The first problem is that the ANC promises to create 2.5 million “work opportunities” – not jobs. 

“A work opportunity could be 3 days, 5 days, or two months, and we don’t know what it will pay. We know that the Extended Public Works Program even pays half the minimum wage,” Bagraim said. 

“The government says it can’t afford to pay the minimum wage, so it’s going to probably be that sort of work opportunity which is not a job and is not sustainable.”

The second problem Bagraim identified is that the government is not there to create jobs. Rather, the government is there to create an opportunity for the business community to create jobs.

Bagraim explained that everywhere in the world, the business community creates jobs, while the government must create the environment for job creation. 

“By the time the government decides to move away from that concept of government creating jobs, we’ll be bankrupt, and we almost are,” he said. 

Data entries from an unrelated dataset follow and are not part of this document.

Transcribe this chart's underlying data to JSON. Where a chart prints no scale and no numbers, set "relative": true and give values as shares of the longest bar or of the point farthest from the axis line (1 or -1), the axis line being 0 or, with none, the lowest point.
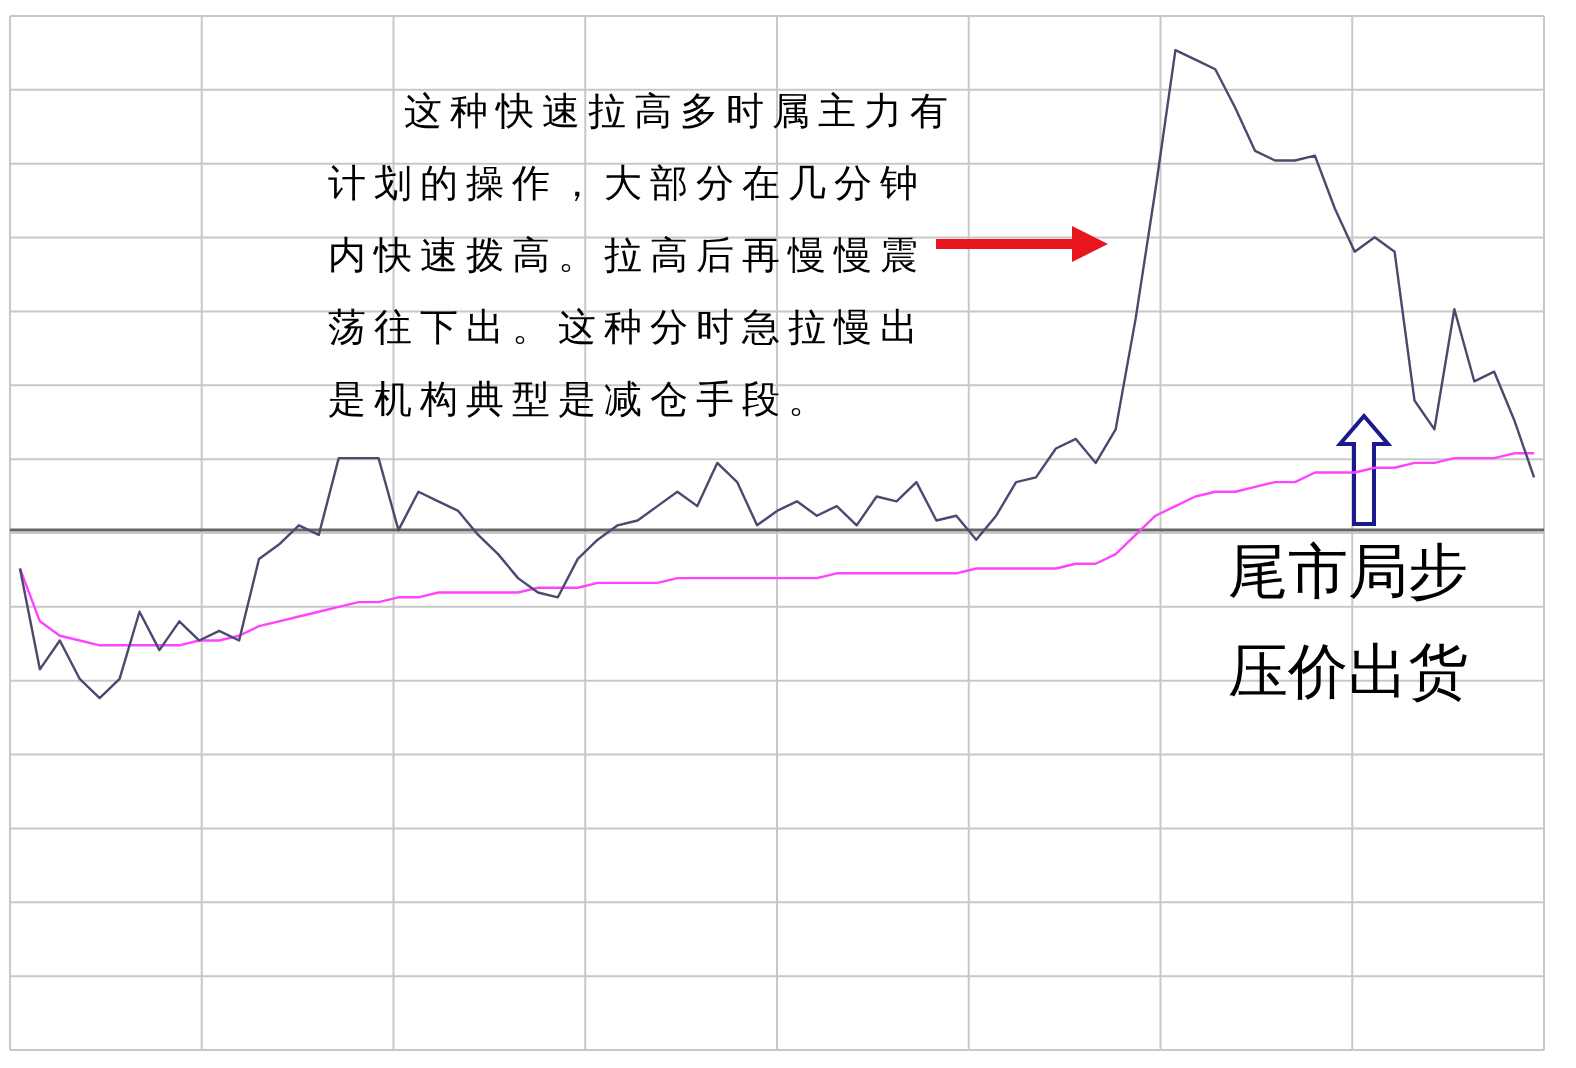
{
  "chart_data": {
    "type": "line",
    "relative": true,
    "grid": true,
    "categories": [
      null,
      null,
      null,
      null,
      null,
      null,
      null,
      null,
      null,
      null,
      null,
      null,
      null,
      null,
      null,
      null,
      null,
      null,
      null,
      null,
      null,
      null,
      null,
      null,
      null,
      null,
      null,
      null,
      null,
      null,
      null,
      null,
      null,
      null,
      null,
      null,
      null,
      null,
      null,
      null,
      null,
      null,
      null,
      null,
      null,
      null,
      null,
      null,
      null,
      null,
      null,
      null,
      null,
      null,
      null,
      null,
      null,
      null,
      null,
      null,
      null,
      null,
      null,
      null,
      null,
      null,
      null,
      null,
      null,
      null,
      null,
      null,
      null,
      null,
      null,
      null,
      null
    ],
    "series": [
      {
        "color": "#4a4a6e",
        "values": [
          -0.08,
          -0.29,
          -0.23,
          -0.31,
          -0.35,
          -0.31,
          -0.17,
          -0.25,
          -0.19,
          -0.23,
          -0.21,
          -0.23,
          -0.06,
          -0.03,
          0.01,
          -0.01,
          0.15,
          0.15,
          0.15,
          0,
          0.08,
          0.06,
          0.04,
          -0.01,
          -0.05,
          -0.1,
          -0.13,
          -0.14,
          -0.06,
          -0.02,
          0.01,
          0.02,
          0.05,
          0.08,
          0.05,
          0.14,
          0.1,
          0.01,
          0.04,
          0.06,
          0.03,
          0.05,
          0.01,
          0.07,
          0.06,
          0.1,
          0.02,
          0.03,
          -0.02,
          0.03,
          0.1,
          0.11,
          0.17,
          0.19,
          0.14,
          0.21,
          0.44,
          0.71,
          1,
          0.98,
          0.96,
          0.88,
          0.79,
          0.77,
          0.77,
          0.78,
          0.67,
          0.58,
          0.61,
          0.58,
          0.27,
          0.21,
          0.46,
          0.31,
          0.33,
          0.23,
          0.11
        ]
      },
      {
        "color": "#ff44ff",
        "values": [
          -0.08,
          -0.19,
          -0.22,
          -0.23,
          -0.24,
          -0.24,
          -0.24,
          -0.24,
          -0.24,
          -0.23,
          -0.23,
          -0.22,
          -0.2,
          -0.19,
          -0.18,
          -0.17,
          -0.16,
          -0.15,
          -0.15,
          -0.14,
          -0.14,
          -0.13,
          -0.13,
          -0.13,
          -0.13,
          -0.13,
          -0.12,
          -0.12,
          -0.12,
          -0.11,
          -0.11,
          -0.11,
          -0.11,
          -0.1,
          -0.1,
          -0.1,
          -0.1,
          -0.1,
          -0.1,
          -0.1,
          -0.1,
          -0.09,
          -0.09,
          -0.09,
          -0.09,
          -0.09,
          -0.09,
          -0.09,
          -0.08,
          -0.08,
          -0.08,
          -0.08,
          -0.08,
          -0.07,
          -0.07,
          -0.05,
          -0.01,
          0.03,
          0.05,
          0.07,
          0.08,
          0.08,
          0.09,
          0.1,
          0.1,
          0.12,
          0.12,
          0.12,
          0.13,
          0.13,
          0.14,
          0.14,
          0.15,
          0.15,
          0.15,
          0.16,
          0.16
        ]
      }
    ],
    "annotations": [
      "这种快速拉高多时属主力有计划的操作，大部分在几分钟内快速拨高。拉高后再慢慢震荡往下出。这种分时急拉慢出是机构典型是减仓手段。",
      "尾市局步压价出货"
    ]
  }
}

“We’ve had now just over 20 years of job losses from year to year, and it’s sad that that is happening because this is not politics – this is the living reality of South Africans,” he said. 

“So, this whole idea of the Presidential Employment Stimulus is quite frankly pie in the sky. It’s a little bit like the bullet train or the smart cities.” 

The United Nations Development Programme (UNDP) warned last year that South Africa’s high unemployment rate, particularly among its youth, is a “ticking time bomb” that could result in social unrest. 

The UNDP’s South Africa National Human Development Report for 2022 focused on analysing South Africa’s youth employability. 

“Youth unemployment in South Africa is a multipronged challenge that limits the earning potential of youth, stymies business growth, threatens social cohesion, and puts pressure on public resources,” the report said. 

“There is no doubt that the high unemployment rate is a ticking time bomb.”

The Spectator Index’s 2023 youth unemployment rate list reveals that South Africa has the worst youth unemployment among all included countries.

South Africa has over 10 million young people aged 15-24 years. Of these, only 2.5 million were in the labour force, either employed or unemployed.